Today I started the clean up and repair of my Pentax K1000 and the first job was the removal of the top plate. As usual when I carry out any repairs, I try to take lots of pictures so that I can easily repeat the operation as required and also make sure I can put the camera together again!
This process is also pretty much the same on the Spotmatic series of cameras, especially the later versions.
The pictures in this gallery can also be viewed full size here.
On this occasion I actually removed the top plate and then replaced it rather than go any further with repairs. Although I’m going to need to get the the slow speed escapement, which means removing the mirror cage, I wanted first of all to make sure I could get the top back on and everything working before I ventured too far into the camera.
I started by removing the frame advance top cap. There are three screws which hold this in place and they can be loosened rather than completely removed. Once they have all been slackened off by a turn or so you can lift the cover off and place it on one side. With the cover off the disk with the frame numbers on is revealed and this can be removed by unscrewing the screw in the centre. It’s an anti-clockwise thread so you need to turn it clockwise to undo it. Completely remove this screw and lift the dial off with a pair of tweezers.
Under the dial is another threaded ring which is again anti-clockwise thread. I used a lens spanner to undo this but had to use one on which the points could get very close together because it’s very small. Once it’s undone and removed the washer underneath can be lifted off revealing a shaped spring washer which is screwed in position. I found this quite difficult to remove – the screws were easy enough but the washer itself has to be moved round so it can be lifted off and it doesn’t move easily. I had to use a small screwdriver and push it round using each of the three raised areas in turn to inch it round.
With that washer off the film advance lever just lifts away and you can also remove the dust washer underneath it.
The speed setting ring is next to remove. There is a small screwed centre piece which I unscrewed with a pair of tweezers. You have to be careful at this point because the speed dial and the iso dial under it are sprung loaded and so you need to keep you finger on the speed dial as you undo the center piece otherwise it could spring out when released. With the centre piece removed, the rest of the speed dial just lifts off. There are some small screws on the outer surface of the speed dial – you don’t need to remove them.

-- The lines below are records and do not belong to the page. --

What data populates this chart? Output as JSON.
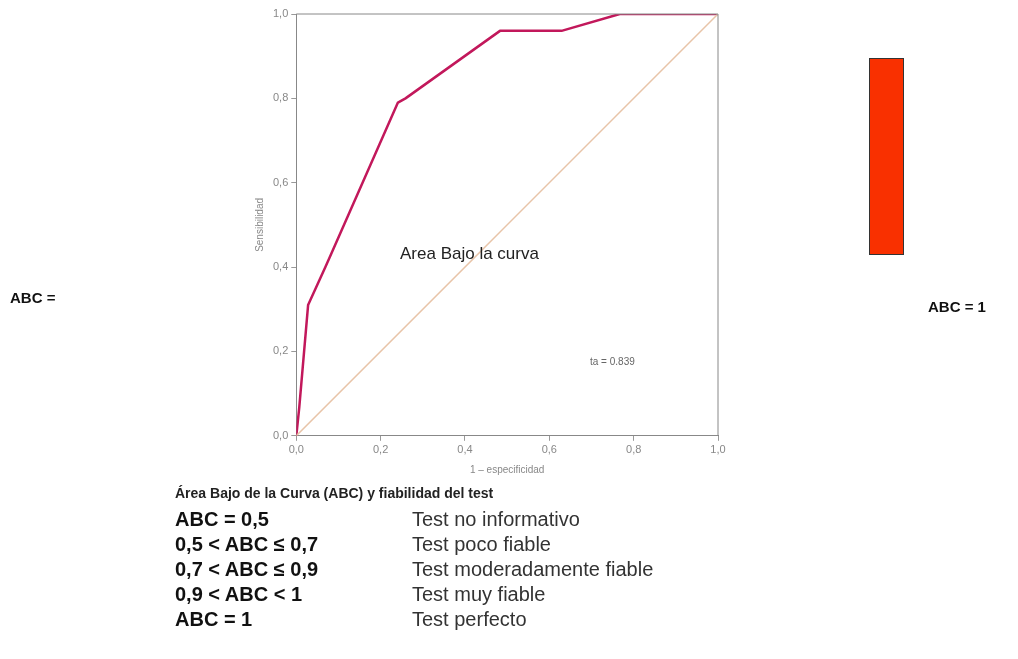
{
  "chart_data": {
    "type": "line",
    "xlabel": "1 – especificidad",
    "ylabel": "Sensibilidad",
    "series": [
      {
        "color": "#c2185b",
        "x": [
          0,
          0.007,
          0.028,
          0.069,
          0.241,
          0.259,
          0.483,
          0.629,
          0.767,
          1
        ],
        "values": [
          0,
          0.067,
          0.31,
          0.4,
          0.79,
          0.8,
          0.96,
          0.96,
          1.0,
          1.0
        ]
      },
      {
        "color": "#e8c4a8",
        "x": [
          0,
          1
        ],
        "values": [
          0,
          1
        ]
      }
    ],
    "xlim": [
      0,
      1
    ],
    "ylim": [
      0,
      1
    ],
    "xticks": [
      {
        "value": 0,
        "label": "0,0"
      },
      {
        "value": 0.2,
        "label": "0,2"
      },
      {
        "value": 0.4,
        "label": "0,4"
      },
      {
        "value": 0.6,
        "label": "0,6"
      },
      {
        "value": 0.8,
        "label": "0,8"
      },
      {
        "value": 1,
        "label": "1,0"
      }
    ],
    "yticks": [
      {
        "value": 0,
        "label": "0,0"
      },
      {
        "value": 0.2,
        "label": "0,2"
      },
      {
        "value": 0.4,
        "label": "0,4"
      },
      {
        "value": 0.6,
        "label": "0,6"
      },
      {
        "value": 0.8,
        "label": "0,8"
      },
      {
        "value": 1,
        "label": "1,0"
      }
    ],
    "grid": false,
    "legend": false,
    "marker": "none",
    "line_style": "solid",
    "annotations": [
      "Area Bajo la curva",
      "ta = 0.839",
      "ABC =",
      "ABC = 1",
      "Área Bajo de la Curva (ABC) y fiabilidad del test",
      "ABC = 0,5",
      "Test no informativo",
      "0,5 <  ABC ≤ 0,7",
      "Test poco fiable",
      "0,7 <  ABC ≤ 0,9",
      "Test moderadamente fiable",
      "0,9 <  ABC < 1",
      "Test muy fiable",
      "ABC = 1",
      "Test perfecto"
    ]
  }
}
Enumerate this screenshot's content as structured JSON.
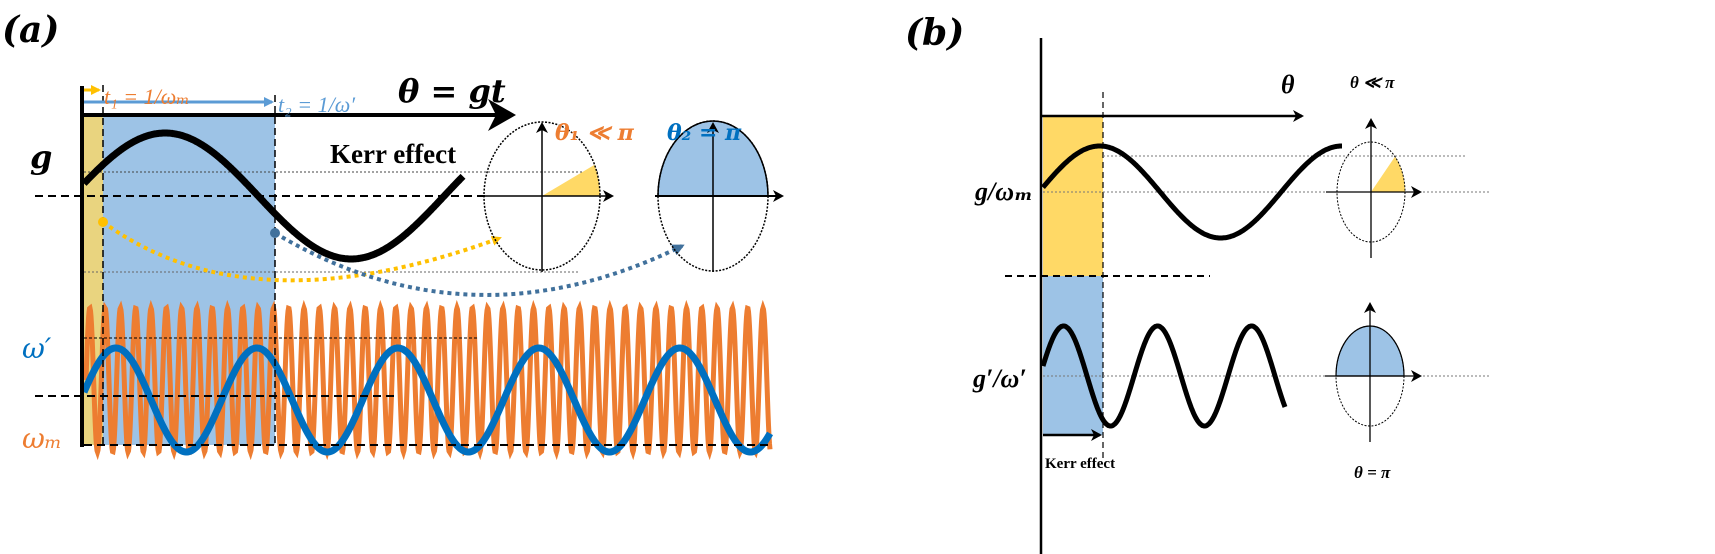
{
  "colors": {
    "yellow_region_a": "#E9D47F",
    "yellow_region_b": "#FFD966",
    "blue_region": "#9DC3E6",
    "orange": "#ED7D31",
    "blue": "#0070C0",
    "yellow_arrow": "#FFC000",
    "blue_arrow": "#5B9BD5",
    "steel_blue": "#41719C"
  },
  "panel_a": {
    "label": "(a)",
    "t1_label": "t₁ = 1/ωₘ",
    "t2_label": "t₂ = 1/ω′",
    "axis_label": "θ = gt",
    "kerr_label": "Kerr effect",
    "g_label": "g",
    "omega_prime_label": "ω′",
    "omega_m_label": "ωₘ",
    "circle1_label": "θ₁ ≪ π",
    "circle2_label": "θ₂ = π"
  },
  "panel_b": {
    "label": "(b)",
    "axis_label": "θ",
    "upper_label": "g/ωₘ",
    "lower_label": "g′/ω′",
    "kerr_label": "Kerr effect",
    "circle1_label": "θ ≪ π",
    "circle2_label": "θ = π"
  }
}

The rewind crank is removed in the usual way. Just hold a screwdriver in the prongs of the rewind shaft and unscrew the top. Once it’s off the large ring underneath can be unscrewed with a lens spanner and you then have access to the final screw which holds the top plate on. Remove two screws on the rewind side and one on the film advance side and the top plate lifts off.
I found a fair amount of dirt and muck in the top of my camera and I cleaned around the metal top plate and all the components with some cotton buds soaked in IPA. Once it was all clean I put it all back together.
The reassembly is the reverse of the disassembly, but I’d recommend the following order.
Put the rewind crank on first so you can open the back if required. Then put on the film advance so you can check the film counter is resetting by closing the back, advancing the film a few frames and checking the film counter zeros when the back is opened. Finally reassemble the film speed/shutter assembly.
Points I noticed when reassembling were:
- The sprung washer on the film advance is just as tricky to get on as it was to get off. You place it down so the raised areas align with the gaps in the film advance lever and then move it round so the screw holes align.
- When you put the cover on the film advance it will be impossible to line up the arrow on the cover with the correct number on the film counter initially. The best way to do it is to reassemble the counter without the cover, close the back and advance the film by three strokes then align the cover with the 0 mark. This will then be correct for when you load a film.
- When you reassemble the shutter speed dial there are obvious pegs and holes to line up. As long as you get these in alignment it will all work ok.
- It is a pain holding the shutter speed dial down against the spring while you do up the centre treaded screw.